Plasma-based longitudinal mutation monitoring as a potential predictor of disease progression in subjects with adenocarcinoma in advanced non-small cell lung cancer.

BACKGROUND: Identifying and tracking somatic mutations in cell-free DNA (cfDNA) by next-generation sequencing (NGS) has the potential to transform the clinical management of subjects with advanced non-small cell lung cancer (NSCLC). METHODS: Baseline tumor tissue (n = 47) and longitudinal plasma (n = 445) were collected from 71 NSCLC subjects treated with chemotherapy. cfDNA was enriched using a targeted-capture NGS kit containing 197 genes. Clinical responses to treatment were determined using RECIST v1.1 and correlations between changes in plasma somatic variant allele frequencies and disease progression were assessed. RESULTS: Somatic variants were detected in 89.4% (42/47) of tissue and 91.5% (407/445) of plasma samples. The most commonly mutated genes in tissue were TP53 (42.6%), KRAS (25.5%), and KEAP1 (19.1%). In some subjects, the allele frequencies of mutations detected in plasma increased 3-5 months prior to disease progression.
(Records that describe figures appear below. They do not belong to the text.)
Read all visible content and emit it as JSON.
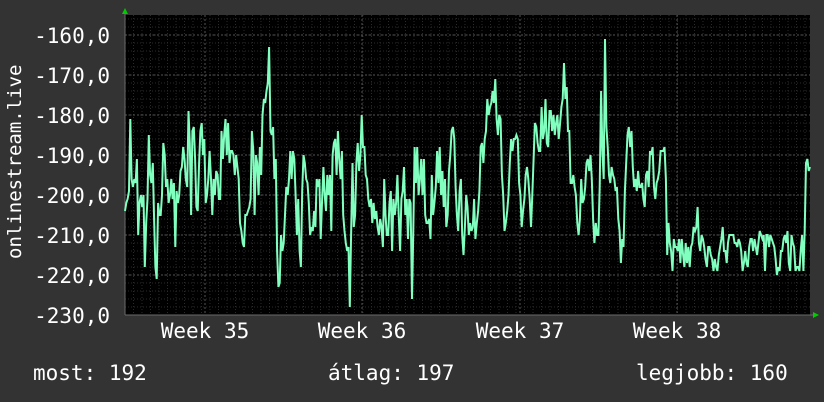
{
  "chart_data": {
    "type": "line",
    "ylabel": "onlinestream.live",
    "ylim": [
      -230,
      -155
    ],
    "y_ticks": [
      "-160,0",
      "-170,0",
      "-180,0",
      "-190,0",
      "-200,0",
      "-210,0",
      "-220,0",
      "-230,0"
    ],
    "x_ticks": [
      "Week 35",
      "Week 36",
      "Week 37",
      "Week 38"
    ],
    "grid": true,
    "colors": {
      "background": "#333333",
      "plot": "#000000",
      "line": "#80ffbf",
      "grid": "#404040",
      "axis_arrow": "#00cc00"
    },
    "series": [
      {
        "values": [
          -204,
          -202,
          -201,
          -199,
          -181,
          -196,
          -198,
          -196,
          -197,
          -191,
          -210,
          -202,
          -200,
          -203,
          -200,
          -218,
          -207,
          -201,
          -185,
          -195,
          -197,
          -192,
          -206,
          -218,
          -221,
          -202,
          -205,
          -205,
          -200,
          -187,
          -190,
          -198,
          -196,
          -202,
          -200,
          -196,
          -201,
          -197,
          -213,
          -199,
          -202,
          -200,
          -194,
          -193,
          -188,
          -191,
          -196,
          -198,
          -179,
          -187,
          -205,
          -184,
          -183,
          -191,
          -203,
          -204,
          -192,
          -184,
          -182,
          -190,
          -186,
          -202,
          -200,
          -196,
          -189,
          -196,
          -205,
          -196,
          -200,
          -194,
          -195,
          -201,
          -201,
          -184,
          -191,
          -185,
          -181,
          -190,
          -182,
          -192,
          -189,
          -189,
          -190,
          -195,
          -190,
          -193,
          -196,
          -207,
          -209,
          -212,
          -213,
          -205,
          -205,
          -204,
          -203,
          -201,
          -184,
          -189,
          -205,
          -190,
          -192,
          -200,
          -188,
          -195,
          -180,
          -176,
          -177,
          -174,
          -172,
          -163,
          -184,
          -185,
          -183,
          -196,
          -191,
          -214,
          -223,
          -222,
          -210,
          -214,
          -212,
          -205,
          -198,
          -200,
          -196,
          -189,
          -196,
          -189,
          -191,
          -200,
          -210,
          -201,
          -214,
          -218,
          -199,
          -190,
          -192,
          -196,
          -197,
          -202,
          -210,
          -208,
          -209,
          -204,
          -208,
          -196,
          -198,
          -196,
          -211,
          -202,
          -193,
          -200,
          -204,
          -195,
          -200,
          -195,
          -209,
          -190,
          -187,
          -186,
          -195,
          -184,
          -191,
          -196,
          -189,
          -205,
          -209,
          -212,
          -214,
          -213,
          -228,
          -210,
          -192,
          -208,
          -205,
          -192,
          -187,
          -194,
          -190,
          -180,
          -188,
          -188,
          -195,
          -196,
          -201,
          -203,
          -201,
          -207,
          -202,
          -206,
          -204,
          -208,
          -210,
          -206,
          -208,
          -213,
          -196,
          -205,
          -210,
          -210,
          -202,
          -199,
          -214,
          -201,
          -205,
          -202,
          -195,
          -205,
          -214,
          -201,
          -199,
          -193,
          -205,
          -201,
          -211,
          -201,
          -202,
          -226,
          -209,
          -188,
          -197,
          -188,
          -200,
          -196,
          -191,
          -200,
          -191,
          -205,
          -207,
          -207,
          -206,
          -211,
          -195,
          -205,
          -202,
          -198,
          -189,
          -197,
          -188,
          -200,
          -194,
          -203,
          -196,
          -208,
          -205,
          -194,
          -190,
          -184,
          -183,
          -186,
          -198,
          -205,
          -209,
          -199,
          -196,
          -210,
          -215,
          -208,
          -200,
          -203,
          -210,
          -207,
          -209,
          -208,
          -201,
          -211,
          -207,
          -204,
          -199,
          -188,
          -187,
          -192,
          -186,
          -184,
          -176,
          -180,
          -178,
          -177,
          -174,
          -177,
          -171,
          -181,
          -185,
          -180,
          -181,
          -195,
          -200,
          -209,
          -207,
          -204,
          -200,
          -192,
          -186,
          -189,
          -186,
          -186,
          -185,
          -186,
          -197,
          -200,
          -208,
          -204,
          -201,
          -195,
          -193,
          -196,
          -201,
          -208,
          -200,
          -191,
          -182,
          -183,
          -187,
          -189,
          -189,
          -178,
          -186,
          -184,
          -176,
          -187,
          -188,
          -179,
          -179,
          -184,
          -180,
          -185,
          -182,
          -180,
          -186,
          -182,
          -178,
          -176,
          -167,
          -176,
          -173,
          -184,
          -184,
          -197,
          -197,
          -195,
          -198,
          -200,
          -207,
          -210,
          -206,
          -196,
          -202,
          -201,
          -198,
          -192,
          -191,
          -194,
          -190,
          -196,
          -206,
          -212,
          -207,
          -210,
          -210,
          -198,
          -174,
          -189,
          -196,
          -161,
          -183,
          -188,
          -195,
          -197,
          -193,
          -195,
          -196,
          -199,
          -198,
          -206,
          -209,
          -217,
          -211,
          -213,
          -199,
          -192,
          -185,
          -183,
          -188,
          -184,
          -193,
          -198,
          -196,
          -199,
          -194,
          -198,
          -198,
          -197,
          -201,
          -203,
          -195,
          -194,
          -198,
          -189,
          -190,
          -188,
          -198,
          -201,
          -197,
          -196,
          -194,
          -189,
          -189,
          -189,
          -188,
          -196,
          -215,
          -207,
          -212,
          -214,
          -219,
          -211,
          -213,
          -213,
          -214,
          -211,
          -217,
          -211,
          -215,
          -218,
          -212,
          -217,
          -213,
          -218,
          -213,
          -212,
          -208,
          -209,
          -208,
          -203,
          -212,
          -214,
          -210,
          -211,
          -213,
          -216,
          -218,
          -213,
          -213,
          -215,
          -216,
          -219,
          -216,
          -218,
          -219,
          -215,
          -213,
          -211,
          -208,
          -214,
          -214,
          -217,
          -212,
          -210,
          -210,
          -210,
          -210,
          -212,
          -212,
          -213,
          -211,
          -212,
          -214,
          -219,
          -217,
          -214,
          -217,
          -218,
          -213,
          -211,
          -211,
          -214,
          -211,
          -213,
          -215,
          -212,
          -209,
          -210,
          -211,
          -210,
          -219,
          -210,
          -210,
          -213,
          -210,
          -211,
          -212,
          -213,
          -216,
          -220,
          -218,
          -219,
          -214,
          -214,
          -211,
          -210,
          -212,
          -209,
          -217,
          -219,
          -210,
          -212,
          -213,
          -219,
          -218,
          -218,
          -219,
          -214,
          -210,
          -219,
          -209,
          -192,
          -191,
          -194,
          -193
        ]
      }
    ]
  },
  "stats": {
    "now": "most: 192",
    "avg": "átlag: 197",
    "best": "legjobb: 160"
  }
}
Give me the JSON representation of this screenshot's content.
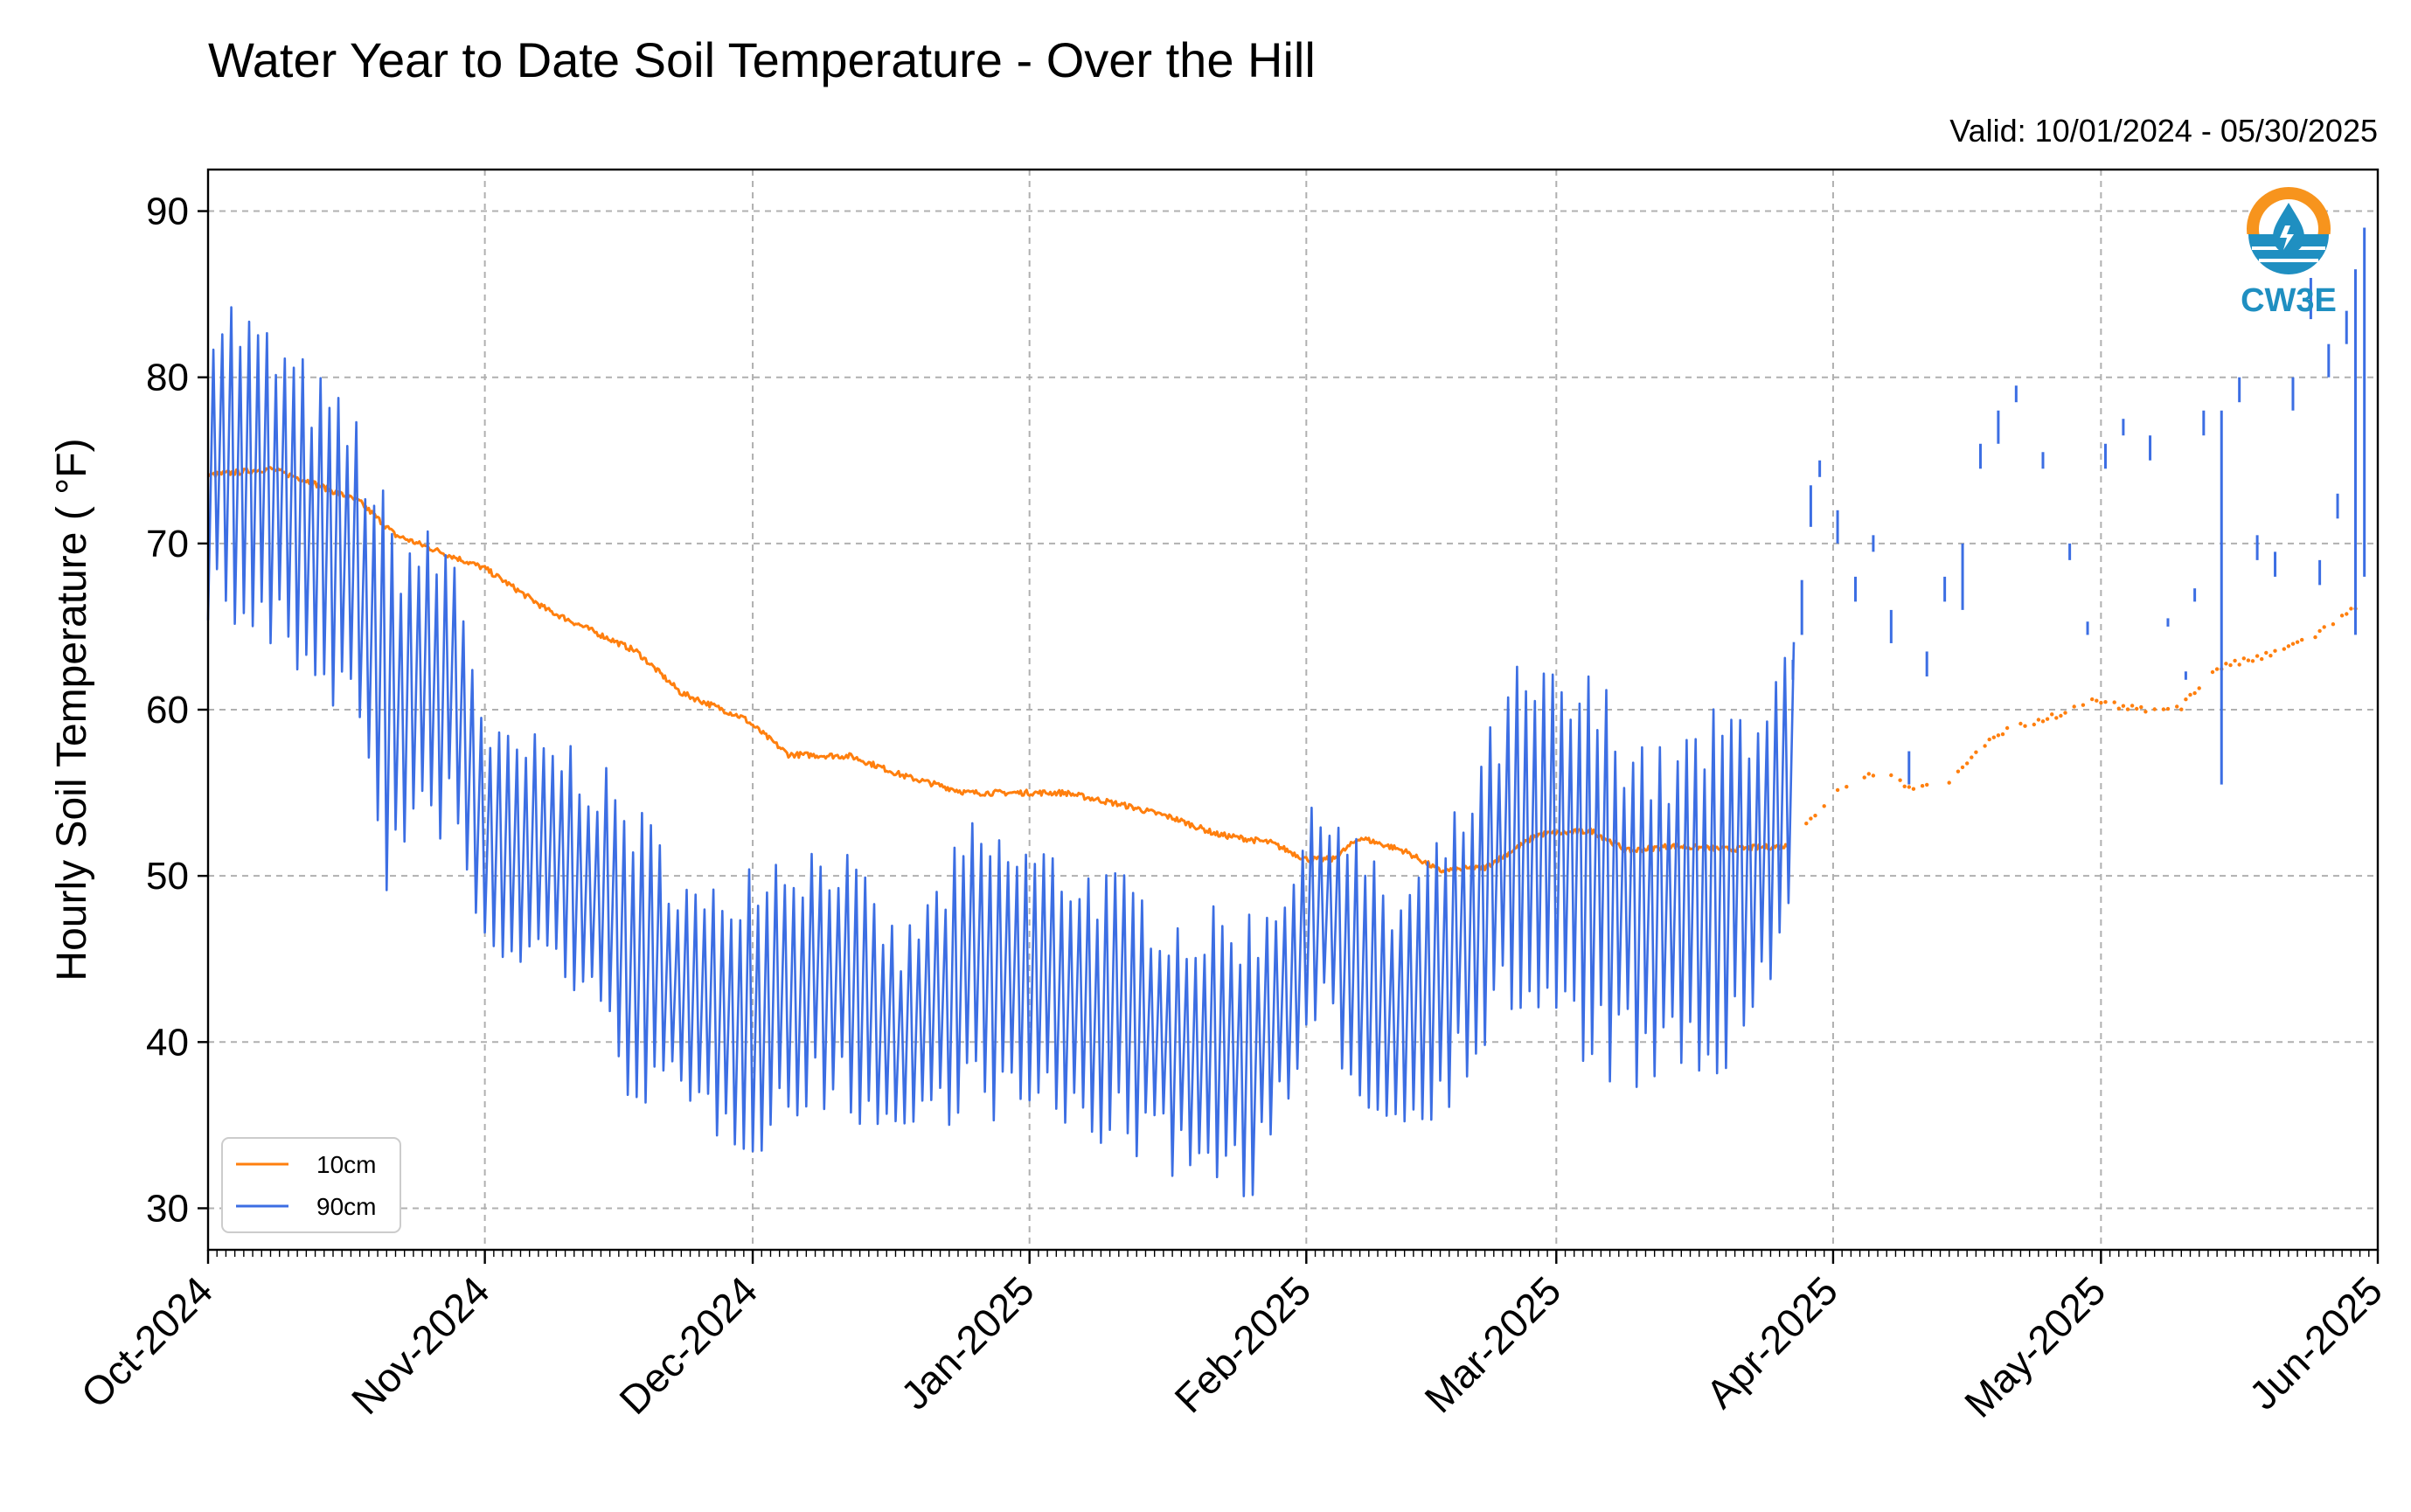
{
  "colors": {
    "series_10cm": "#ff7f0e",
    "series_90cm": "#3c6ee3",
    "logo_orange": "#f7941d",
    "logo_blue": "#1f8fc1"
  },
  "logo": {
    "text": "CW3E",
    "icon": "water-drop-icon"
  },
  "chart_data": {
    "type": "line",
    "title": "Water Year to Date Soil Temperature - Over the Hill",
    "subtitle": "Valid: 10/01/2024 - 05/30/2025",
    "xlabel": "",
    "ylabel": "Hourly Soil Temperature ( °F)",
    "xlim": [
      "2024-10-01",
      "2025-06-01"
    ],
    "ylim": [
      27.5,
      92.5
    ],
    "yticks": [
      30,
      40,
      50,
      60,
      70,
      80,
      90
    ],
    "xticks": [
      "2024-10-01",
      "2024-11-01",
      "2024-12-01",
      "2025-01-01",
      "2025-02-01",
      "2025-03-01",
      "2025-04-01",
      "2025-05-01",
      "2025-06-01"
    ],
    "xtick_labels": [
      "Oct-2024",
      "Nov-2024",
      "Dec-2024",
      "Jan-2025",
      "Feb-2025",
      "Mar-2025",
      "Apr-2025",
      "May-2025",
      "Jun-2025"
    ],
    "grid": true,
    "legend": {
      "position": "bottom-left",
      "entries": [
        "10cm",
        "90cm"
      ]
    },
    "series": [
      {
        "name": "10cm",
        "color": "#ff7f0e",
        "style": "line until Mar 27 2025, then sparse points",
        "daily_mean": [
          [
            "2024-10-01",
            74.1
          ],
          [
            "2024-10-08",
            74.5
          ],
          [
            "2024-10-12",
            73.8
          ],
          [
            "2024-10-18",
            72.5
          ],
          [
            "2024-10-22",
            70.5
          ],
          [
            "2024-10-27",
            69.5
          ],
          [
            "2024-11-01",
            68.5
          ],
          [
            "2024-11-08",
            66.0
          ],
          [
            "2024-11-12",
            65.0
          ],
          [
            "2024-11-18",
            63.5
          ],
          [
            "2024-11-23",
            61.0
          ],
          [
            "2024-11-30",
            59.5
          ],
          [
            "2024-12-05",
            57.3
          ],
          [
            "2024-12-12",
            57.2
          ],
          [
            "2024-12-18",
            56.0
          ],
          [
            "2024-12-25",
            55.0
          ],
          [
            "2024-12-31",
            55.0
          ],
          [
            "2025-01-05",
            55.0
          ],
          [
            "2025-01-12",
            54.2
          ],
          [
            "2025-01-17",
            53.5
          ],
          [
            "2025-01-22",
            52.5
          ],
          [
            "2025-01-28",
            52.0
          ],
          [
            "2025-02-01",
            51.0
          ],
          [
            "2025-02-04",
            51.0
          ],
          [
            "2025-02-07",
            52.3
          ],
          [
            "2025-02-12",
            51.5
          ],
          [
            "2025-02-16",
            50.3
          ],
          [
            "2025-02-21",
            50.5
          ],
          [
            "2025-02-27",
            52.5
          ],
          [
            "2025-03-05",
            52.7
          ],
          [
            "2025-03-09",
            51.5
          ],
          [
            "2025-03-14",
            51.8
          ],
          [
            "2025-03-20",
            51.6
          ],
          [
            "2025-03-27",
            51.8
          ],
          [
            "2025-04-01",
            55.0
          ],
          [
            "2025-04-06",
            56.3
          ],
          [
            "2025-04-10",
            55.3
          ],
          [
            "2025-04-14",
            55.5
          ],
          [
            "2025-04-19",
            58.5
          ],
          [
            "2025-04-25",
            59.5
          ],
          [
            "2025-04-30",
            60.5
          ],
          [
            "2025-05-05",
            60.0
          ],
          [
            "2025-05-10",
            60.2
          ],
          [
            "2025-05-14",
            62.5
          ],
          [
            "2025-05-20",
            63.3
          ],
          [
            "2025-05-25",
            64.5
          ],
          [
            "2025-05-30",
            66.3
          ]
        ]
      },
      {
        "name": "90cm",
        "color": "#3c6ee3",
        "style": "continuous diurnal line until Mar 27 2025, then intermittent short segments",
        "daily_envelope": [
          {
            "date": "2024-10-01",
            "low": 65.0,
            "high": 86.5
          },
          {
            "date": "2024-10-10",
            "low": 62.0,
            "high": 82.0
          },
          {
            "date": "2024-10-17",
            "low": 59.0,
            "high": 78.0
          },
          {
            "date": "2024-10-21",
            "low": 48.5,
            "high": 72.0
          },
          {
            "date": "2024-10-28",
            "low": 52.5,
            "high": 70.5
          },
          {
            "date": "2024-11-01",
            "low": 44.0,
            "high": 59.0
          },
          {
            "date": "2024-11-10",
            "low": 43.5,
            "high": 58.5
          },
          {
            "date": "2024-11-17",
            "low": 36.5,
            "high": 55.0
          },
          {
            "date": "2024-11-25",
            "low": 34.5,
            "high": 49.0
          },
          {
            "date": "2024-12-01",
            "low": 33.0,
            "high": 52.5
          },
          {
            "date": "2024-12-10",
            "low": 36.0,
            "high": 52.5
          },
          {
            "date": "2024-12-17",
            "low": 33.5,
            "high": 46.5
          },
          {
            "date": "2024-12-25",
            "low": 35.5,
            "high": 53.5
          },
          {
            "date": "2025-01-01",
            "low": 34.5,
            "high": 52.5
          },
          {
            "date": "2025-01-10",
            "low": 33.5,
            "high": 50.5
          },
          {
            "date": "2025-01-18",
            "low": 31.5,
            "high": 48.0
          },
          {
            "date": "2025-01-26",
            "low": 30.5,
            "high": 48.5
          },
          {
            "date": "2025-02-03",
            "low": 40.0,
            "high": 56.0
          },
          {
            "date": "2025-02-10",
            "low": 33.5,
            "high": 49.0
          },
          {
            "date": "2025-02-17",
            "low": 36.0,
            "high": 54.0
          },
          {
            "date": "2025-02-24",
            "low": 41.0,
            "high": 63.0
          },
          {
            "date": "2025-03-05",
            "low": 37.5,
            "high": 62.5
          },
          {
            "date": "2025-03-12",
            "low": 36.5,
            "high": 58.0
          },
          {
            "date": "2025-03-20",
            "low": 37.0,
            "high": 61.0
          },
          {
            "date": "2025-03-27",
            "low": 44.0,
            "high": 64.5
          }
        ],
        "sparse_segments": [
          [
            "2025-03-27",
            61.8,
            63.0
          ],
          [
            "2025-03-28",
            64.5,
            67.8
          ],
          [
            "2025-03-29",
            71.0,
            73.5
          ],
          [
            "2025-03-30",
            74.0,
            75.0
          ],
          [
            "2025-04-01",
            70.0,
            72.0
          ],
          [
            "2025-04-03",
            66.5,
            68.0
          ],
          [
            "2025-04-05",
            69.5,
            70.5
          ],
          [
            "2025-04-07",
            64.0,
            66.0
          ],
          [
            "2025-04-09",
            55.5,
            57.5
          ],
          [
            "2025-04-11",
            62.0,
            63.5
          ],
          [
            "2025-04-13",
            66.5,
            68.0
          ],
          [
            "2025-04-15",
            66.0,
            70.0
          ],
          [
            "2025-04-17",
            74.5,
            76.0
          ],
          [
            "2025-04-19",
            76.0,
            78.0
          ],
          [
            "2025-04-21",
            78.5,
            79.5
          ],
          [
            "2025-04-24",
            74.5,
            75.5
          ],
          [
            "2025-04-27",
            69.0,
            70.0
          ],
          [
            "2025-04-29",
            64.5,
            65.3
          ],
          [
            "2025-05-01",
            74.5,
            76.0
          ],
          [
            "2025-05-03",
            76.5,
            77.5
          ],
          [
            "2025-05-06",
            75.0,
            76.5
          ],
          [
            "2025-05-08",
            65.0,
            65.5
          ],
          [
            "2025-05-10",
            61.8,
            62.3
          ],
          [
            "2025-05-11",
            66.5,
            67.3
          ],
          [
            "2025-05-12",
            76.5,
            78.0
          ],
          [
            "2025-05-14",
            55.5,
            78.0
          ],
          [
            "2025-05-16",
            78.5,
            80.0
          ],
          [
            "2025-05-18",
            69.0,
            70.5
          ],
          [
            "2025-05-20",
            68.0,
            69.5
          ],
          [
            "2025-05-22",
            78.0,
            80.0
          ],
          [
            "2025-05-24",
            83.5,
            86.0
          ],
          [
            "2025-05-25",
            67.5,
            69.0
          ],
          [
            "2025-05-26",
            80.0,
            82.0
          ],
          [
            "2025-05-27",
            71.5,
            73.0
          ],
          [
            "2025-05-28",
            82.0,
            84.0
          ],
          [
            "2025-05-29",
            64.5,
            86.5
          ],
          [
            "2025-05-30",
            68.0,
            89.0
          ]
        ]
      }
    ]
  }
}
In other cases, the allele frequencies of detected mutations declined or decreased to undetectable levels, indicating clinical response. Subjects with circulating tumor DNA (ctDNA) levels above background had significantly shorter progression-free survival (median: 5.6 vs 8.9 months, respectively; log-rank p = 0.0183). CONCLUSION: Longitudinal monitoring of mutational changes in plasma has the potential to predict disease progression early. The presence of ctDNA mutations during first-line treatment is a risk factor for earlier disease progression in advanced NSCLC.